I can agree with those assessments on what constitutes an unconventional resource. The point I was trying to make was that most of what is being drilled in the Permian presently has been produced by vertical wells and mostly developed that way. Pockets within a formation of the Wolfcamp say, at least.
These formations are now being developed horizontally, which opens up a lot more area to be developed as more can be declared commercial with that technique.
Contrast that with the Bakken formation or the Eagleford. Historically, virtually none of these formations could be exploited conventionally, by vertical wells. It had to be horizontal wells with stage fracs.
I agree the water is muddied. Geologically, it makes sense to describe it the way SEG has in that a conventional trap is not present so migration is minimal.
Maybe the way that is best to describe is to say it is simply crappy rock, period.
Oh, not so crappy. Just not so good as a vertical target.
The first Bakken well I worked was in 1980, a vertical well, and pure happenstance. The Fryburg and the Duperow were the targets, but we hit a fracture set on the Billings Nose in the Bakken and drilled the rest of the well underbalanced. When all was said and done, the e-logs were such a mess (fluid/gas invasion from knocking the bottom out and killing the kick), they shot 4 ft. of perfs in the middle Bakken based on my strip log, and made 560MCF and 70 bbls of condensate a day.
But for the most part, the Bakken was only a secondary target, shows were noted in the Bakken (and Three Forks) but only the Sanish (upper Three Forks) was exploited using vertical wells as a primary target, and then only in one small area of the basin, a field near New Town, ND. Otherwise, the Bakken might be perfed if the shows were really good, in hopes of getting a little more production on the way to a P&A. Some of those wells on the Nesson Anticline made 250K barrels from the Bakken, so if the shows were good, it was worth a shot.
In the mid 80s Burlington tried to do some laterals in the Bakken, but they targeted the shale, something which generally led to a host of hole problems. The shale sloughs readily, worse in some areas than others, and since then has become the part of the formation to avoid. On longer laterals, a shale strike is a "million dollar eff-up" costing roughly that much more to sidetrack the well open hole and abandon the part that got into the shale, otherwise, the production liner has only a very slim chance of getting to bottom.
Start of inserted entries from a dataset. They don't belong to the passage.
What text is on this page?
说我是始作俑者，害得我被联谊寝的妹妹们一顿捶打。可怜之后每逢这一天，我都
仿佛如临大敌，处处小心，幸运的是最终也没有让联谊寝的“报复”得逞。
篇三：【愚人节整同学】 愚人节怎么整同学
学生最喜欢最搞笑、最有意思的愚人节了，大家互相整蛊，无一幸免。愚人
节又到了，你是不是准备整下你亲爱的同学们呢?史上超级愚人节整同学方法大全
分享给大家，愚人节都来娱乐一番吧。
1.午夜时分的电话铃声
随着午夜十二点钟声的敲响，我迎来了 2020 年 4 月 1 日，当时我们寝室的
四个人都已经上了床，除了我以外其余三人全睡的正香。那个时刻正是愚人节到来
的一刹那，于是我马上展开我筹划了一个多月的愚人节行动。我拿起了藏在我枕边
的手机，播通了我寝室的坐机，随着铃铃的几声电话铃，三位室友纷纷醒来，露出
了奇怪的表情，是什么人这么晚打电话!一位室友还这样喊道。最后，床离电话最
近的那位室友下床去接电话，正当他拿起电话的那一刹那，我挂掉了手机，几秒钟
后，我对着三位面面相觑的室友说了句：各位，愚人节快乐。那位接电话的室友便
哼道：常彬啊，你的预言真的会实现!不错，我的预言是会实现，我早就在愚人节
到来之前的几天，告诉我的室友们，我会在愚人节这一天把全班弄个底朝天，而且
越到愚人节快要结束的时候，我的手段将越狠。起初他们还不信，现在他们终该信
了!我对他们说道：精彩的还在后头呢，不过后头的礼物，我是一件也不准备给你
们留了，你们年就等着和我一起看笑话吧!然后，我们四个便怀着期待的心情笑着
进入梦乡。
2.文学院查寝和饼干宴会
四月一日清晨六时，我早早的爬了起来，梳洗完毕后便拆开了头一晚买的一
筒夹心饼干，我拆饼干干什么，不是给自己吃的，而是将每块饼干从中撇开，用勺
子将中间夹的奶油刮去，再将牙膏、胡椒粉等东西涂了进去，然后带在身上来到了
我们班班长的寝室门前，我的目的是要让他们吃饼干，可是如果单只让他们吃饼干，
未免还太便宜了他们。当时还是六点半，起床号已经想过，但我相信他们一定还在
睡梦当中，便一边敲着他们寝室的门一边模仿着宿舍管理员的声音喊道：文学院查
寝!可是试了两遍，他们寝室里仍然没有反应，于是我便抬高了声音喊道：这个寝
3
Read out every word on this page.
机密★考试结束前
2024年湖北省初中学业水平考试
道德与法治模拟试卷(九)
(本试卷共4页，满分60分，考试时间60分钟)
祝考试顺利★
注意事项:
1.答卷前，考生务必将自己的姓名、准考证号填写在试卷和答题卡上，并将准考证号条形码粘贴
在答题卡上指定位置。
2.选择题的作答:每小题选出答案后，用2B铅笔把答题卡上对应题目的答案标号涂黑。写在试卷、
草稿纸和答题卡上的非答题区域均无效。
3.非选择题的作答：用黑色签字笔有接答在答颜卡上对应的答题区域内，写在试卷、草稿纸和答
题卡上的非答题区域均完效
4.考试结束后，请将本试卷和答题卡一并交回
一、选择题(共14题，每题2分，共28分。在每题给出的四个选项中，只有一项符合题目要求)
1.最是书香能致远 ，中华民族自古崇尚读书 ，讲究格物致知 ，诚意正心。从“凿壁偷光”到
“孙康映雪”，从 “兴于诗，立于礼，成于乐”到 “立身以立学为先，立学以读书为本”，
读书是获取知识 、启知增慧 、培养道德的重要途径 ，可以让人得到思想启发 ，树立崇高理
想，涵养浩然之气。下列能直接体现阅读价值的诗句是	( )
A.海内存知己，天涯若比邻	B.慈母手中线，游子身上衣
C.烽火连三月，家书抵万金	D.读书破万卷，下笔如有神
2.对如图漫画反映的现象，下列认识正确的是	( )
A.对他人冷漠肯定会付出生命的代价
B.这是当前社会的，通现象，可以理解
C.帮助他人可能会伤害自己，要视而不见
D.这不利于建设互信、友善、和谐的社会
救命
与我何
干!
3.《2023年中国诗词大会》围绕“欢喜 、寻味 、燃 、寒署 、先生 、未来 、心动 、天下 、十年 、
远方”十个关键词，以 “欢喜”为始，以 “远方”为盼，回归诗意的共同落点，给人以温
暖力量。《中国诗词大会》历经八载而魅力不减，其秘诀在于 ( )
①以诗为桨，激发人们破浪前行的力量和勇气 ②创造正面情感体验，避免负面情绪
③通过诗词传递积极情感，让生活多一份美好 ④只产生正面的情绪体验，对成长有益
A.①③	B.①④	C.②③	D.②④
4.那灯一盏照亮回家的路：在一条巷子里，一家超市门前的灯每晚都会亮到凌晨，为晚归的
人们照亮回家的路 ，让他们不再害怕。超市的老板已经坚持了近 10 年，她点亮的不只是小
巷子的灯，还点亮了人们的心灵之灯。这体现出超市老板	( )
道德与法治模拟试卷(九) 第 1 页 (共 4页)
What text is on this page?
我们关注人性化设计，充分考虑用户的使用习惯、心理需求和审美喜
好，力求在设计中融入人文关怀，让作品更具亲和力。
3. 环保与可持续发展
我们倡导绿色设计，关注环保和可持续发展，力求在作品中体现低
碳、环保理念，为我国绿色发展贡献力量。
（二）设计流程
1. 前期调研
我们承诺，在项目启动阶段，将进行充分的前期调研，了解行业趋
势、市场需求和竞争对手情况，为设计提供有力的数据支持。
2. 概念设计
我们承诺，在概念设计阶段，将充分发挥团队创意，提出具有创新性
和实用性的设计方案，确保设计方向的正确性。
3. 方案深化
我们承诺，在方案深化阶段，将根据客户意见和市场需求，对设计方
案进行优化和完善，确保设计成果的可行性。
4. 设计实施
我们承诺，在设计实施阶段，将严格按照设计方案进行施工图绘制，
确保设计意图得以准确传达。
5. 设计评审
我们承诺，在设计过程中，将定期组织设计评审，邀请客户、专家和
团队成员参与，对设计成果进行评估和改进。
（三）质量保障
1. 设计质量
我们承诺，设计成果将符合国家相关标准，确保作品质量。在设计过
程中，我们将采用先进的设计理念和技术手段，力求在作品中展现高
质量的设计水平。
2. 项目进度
I didn't get in on any of that work in the 80s, but few of those wells reached payout and that project was abandoned. I would guess (without looking at the data) that those wells got out of target and actually opened up some of the Middle Bakken.
Then Elm Coulee was found 1998/1999, and I was in very early on that, knowing what the first two operators were looking for, I found it in a vertical well for the Company I was doing work for, and told them (1999). We made another deeper discovery in that well (infield!), but came back and twinned the well with a horizontal well with a Bakken target (2000), and that started what turned out to be a 15 year run for me, describing well over 200 miles of Bakken samples, first in Montana, later in North Dakota--especially after the wells came in up by Stanley.
As a vertical target, you're right. The odds were against you. You had a better shot at hitting on a rank wildcat in Nevada (about 1 in 75) than you did of making a vertical well in the Bakken. It was the dozen other possibilities on the way to the Deadwood that were the main objectives, and only a half dozen of those were likely. But after, with horizontal drilling, that rock didn't look so crappy after all. With a good frac, it got downright pretty.
My only Wolfcamp experience is from running Mass Spec on one well (Midland Basin), more geochemistry than geology. With that data, we were able to identify permeability boundaries and reservoir compartments, even in fairly tight rock.
With enough data like that, perhaps specific beds within the formation can be identified so those reservoir pods can be better exploited, much like the laterals we were doing in the early 90s in the Ratcliffe in the Tioga Madison Unit. There, in carbonates, the reservoir pod were bound by anhydrite, but the situation is similar in that there are discrete reservoir lenses bound by impermeable rock,just that the lenses in the TMU could be produced vertically. Still those spacings had left an unreal amount of oil and gas which could not be reached, even on an 80 acre spacing. Up here, the Red River play in Bowman County, a little in the Nisku, and other horizontal wells kept my hand in between vertical wells until the Bakken became the big kid on the block.